🤖 AI Summary
Existing diffusion- and flow-based imitation learning approaches for robotics exhibit limited generalization across tasks and environments, often mimicking superficial actions while neglecting underlying behavioral intent. This work proposes PriGo, a framework that, for the first time, enables seamless integration of behavior primitive guidance into pretrained policies at test time without requiring retraining. PriGo employs a lightweight Primitive Attention Network (PANet) to infer the distribution over behavior primitives and combines it with a differentiable guidance mechanism to dynamically refine action generation, ensuring semantic consistency in executed trajectories. The approach is compatible with both diffusion models and flow-matching policies, significantly enhancing policy robustness, long-horizon execution capability, and cross-scenario generalization across diverse benchmarks including LIBERO, CALVIN, SIMPLER, and real-world robotic tasks.
📝 Abstract
Imitation learning has enabled remarkable progress in robotic manipulation, especially with diffusion and flow-based policies that generate complex visuomotor behaviors directly from demonstrations. Yet, despite their strong performance, these policies often fail to generalize across tasks and environments. A key reason is that existing policies tend to imitate superficial action correlations rather than the underlying intent. Inspired by the compositional structure of human behaviors, we propose PriGo, a primitive-guided test-time adaptive framework for robust robotic manipulation. PriGo introduces PANet, a lightweight primitive prediction module that infers primitive distributions directly from observations.

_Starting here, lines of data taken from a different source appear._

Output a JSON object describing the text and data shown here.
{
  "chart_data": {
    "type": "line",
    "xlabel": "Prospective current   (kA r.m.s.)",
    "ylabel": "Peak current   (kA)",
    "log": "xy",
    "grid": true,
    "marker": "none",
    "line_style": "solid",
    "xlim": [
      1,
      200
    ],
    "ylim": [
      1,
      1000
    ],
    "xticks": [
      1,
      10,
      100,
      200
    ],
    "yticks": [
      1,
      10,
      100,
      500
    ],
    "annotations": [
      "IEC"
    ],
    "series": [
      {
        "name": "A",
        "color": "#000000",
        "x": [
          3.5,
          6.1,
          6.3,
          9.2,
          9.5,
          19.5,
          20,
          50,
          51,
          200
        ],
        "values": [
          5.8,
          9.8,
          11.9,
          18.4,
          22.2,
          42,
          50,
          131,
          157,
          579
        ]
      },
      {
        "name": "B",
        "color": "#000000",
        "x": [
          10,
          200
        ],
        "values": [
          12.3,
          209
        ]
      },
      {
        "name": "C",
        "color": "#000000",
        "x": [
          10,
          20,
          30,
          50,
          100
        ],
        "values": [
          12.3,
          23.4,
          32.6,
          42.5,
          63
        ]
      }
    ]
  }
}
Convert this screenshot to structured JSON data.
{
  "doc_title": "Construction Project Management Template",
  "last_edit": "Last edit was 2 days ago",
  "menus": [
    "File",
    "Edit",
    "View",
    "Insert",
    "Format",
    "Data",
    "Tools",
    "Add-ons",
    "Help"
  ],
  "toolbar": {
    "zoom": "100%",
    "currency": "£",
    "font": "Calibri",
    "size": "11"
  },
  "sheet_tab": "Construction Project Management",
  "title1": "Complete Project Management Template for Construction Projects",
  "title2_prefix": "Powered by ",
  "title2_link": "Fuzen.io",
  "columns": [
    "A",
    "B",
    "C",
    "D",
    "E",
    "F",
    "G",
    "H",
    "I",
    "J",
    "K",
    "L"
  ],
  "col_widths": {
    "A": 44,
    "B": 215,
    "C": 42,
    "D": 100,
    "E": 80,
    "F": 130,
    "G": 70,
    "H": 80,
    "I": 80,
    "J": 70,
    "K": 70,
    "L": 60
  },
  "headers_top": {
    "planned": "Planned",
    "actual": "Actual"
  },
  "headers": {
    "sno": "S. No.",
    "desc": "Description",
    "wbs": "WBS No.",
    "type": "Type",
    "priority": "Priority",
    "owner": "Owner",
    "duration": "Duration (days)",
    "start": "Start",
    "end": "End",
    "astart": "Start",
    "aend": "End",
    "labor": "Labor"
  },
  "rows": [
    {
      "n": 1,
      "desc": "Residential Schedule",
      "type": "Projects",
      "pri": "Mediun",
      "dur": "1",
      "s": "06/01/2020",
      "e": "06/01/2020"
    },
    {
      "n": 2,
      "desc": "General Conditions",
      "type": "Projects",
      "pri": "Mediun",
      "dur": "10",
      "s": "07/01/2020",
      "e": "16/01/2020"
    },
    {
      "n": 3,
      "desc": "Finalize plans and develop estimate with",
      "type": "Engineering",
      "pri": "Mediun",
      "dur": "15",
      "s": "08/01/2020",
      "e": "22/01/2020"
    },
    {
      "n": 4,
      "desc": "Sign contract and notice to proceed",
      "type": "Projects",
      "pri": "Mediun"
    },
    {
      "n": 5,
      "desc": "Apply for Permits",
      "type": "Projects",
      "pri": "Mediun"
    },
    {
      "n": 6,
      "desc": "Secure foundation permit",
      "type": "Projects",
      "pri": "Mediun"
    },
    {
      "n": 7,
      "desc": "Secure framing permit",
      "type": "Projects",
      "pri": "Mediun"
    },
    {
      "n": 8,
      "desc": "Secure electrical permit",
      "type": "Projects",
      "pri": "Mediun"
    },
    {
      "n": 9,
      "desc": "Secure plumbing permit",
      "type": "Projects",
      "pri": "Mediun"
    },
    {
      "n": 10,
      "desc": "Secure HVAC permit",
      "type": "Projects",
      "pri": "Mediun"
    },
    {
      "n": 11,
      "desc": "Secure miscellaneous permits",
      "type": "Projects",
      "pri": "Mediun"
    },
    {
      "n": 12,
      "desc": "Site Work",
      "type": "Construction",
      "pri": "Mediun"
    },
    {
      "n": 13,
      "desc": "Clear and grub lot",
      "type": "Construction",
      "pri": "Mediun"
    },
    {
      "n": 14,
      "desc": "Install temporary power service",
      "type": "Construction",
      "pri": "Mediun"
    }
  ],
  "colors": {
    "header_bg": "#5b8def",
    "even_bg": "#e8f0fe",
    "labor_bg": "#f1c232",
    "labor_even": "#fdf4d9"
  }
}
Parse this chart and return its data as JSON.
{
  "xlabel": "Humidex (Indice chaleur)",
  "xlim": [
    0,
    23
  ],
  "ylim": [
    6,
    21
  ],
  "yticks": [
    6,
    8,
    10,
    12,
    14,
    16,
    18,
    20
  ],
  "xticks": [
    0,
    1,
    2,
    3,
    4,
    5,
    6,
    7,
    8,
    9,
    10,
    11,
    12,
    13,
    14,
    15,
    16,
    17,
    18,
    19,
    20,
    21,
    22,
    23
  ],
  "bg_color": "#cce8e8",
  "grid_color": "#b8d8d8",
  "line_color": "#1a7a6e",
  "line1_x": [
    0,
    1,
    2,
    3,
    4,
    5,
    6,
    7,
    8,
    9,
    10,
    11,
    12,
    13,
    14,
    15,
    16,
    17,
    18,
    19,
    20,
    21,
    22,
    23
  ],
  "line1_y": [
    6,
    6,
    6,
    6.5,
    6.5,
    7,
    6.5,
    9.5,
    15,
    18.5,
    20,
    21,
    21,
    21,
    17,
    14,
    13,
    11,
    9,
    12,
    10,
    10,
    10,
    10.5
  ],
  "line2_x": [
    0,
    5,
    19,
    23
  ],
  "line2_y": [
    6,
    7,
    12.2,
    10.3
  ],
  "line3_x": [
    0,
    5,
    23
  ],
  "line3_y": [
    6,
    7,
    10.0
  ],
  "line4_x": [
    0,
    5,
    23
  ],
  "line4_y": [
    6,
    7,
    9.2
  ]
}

We further propose a differentiable primitive guidance mechanism that refines generated actions during inference, steering trajectories toward semantically consistent behaviors. Unlike prior primitive-conditioned approaches, PriGo operates entirely at test time and can be seamlessly integrated into pretrained diffusion and flow policies without retraining. Extensive experiments on LIBERO, CALVIN, SIMPLER, and real-world robotic tasks demonstrate that PriGo consistently improves robustness, long-horizon execution, and generalization ability across both diffusion and flow-based policies.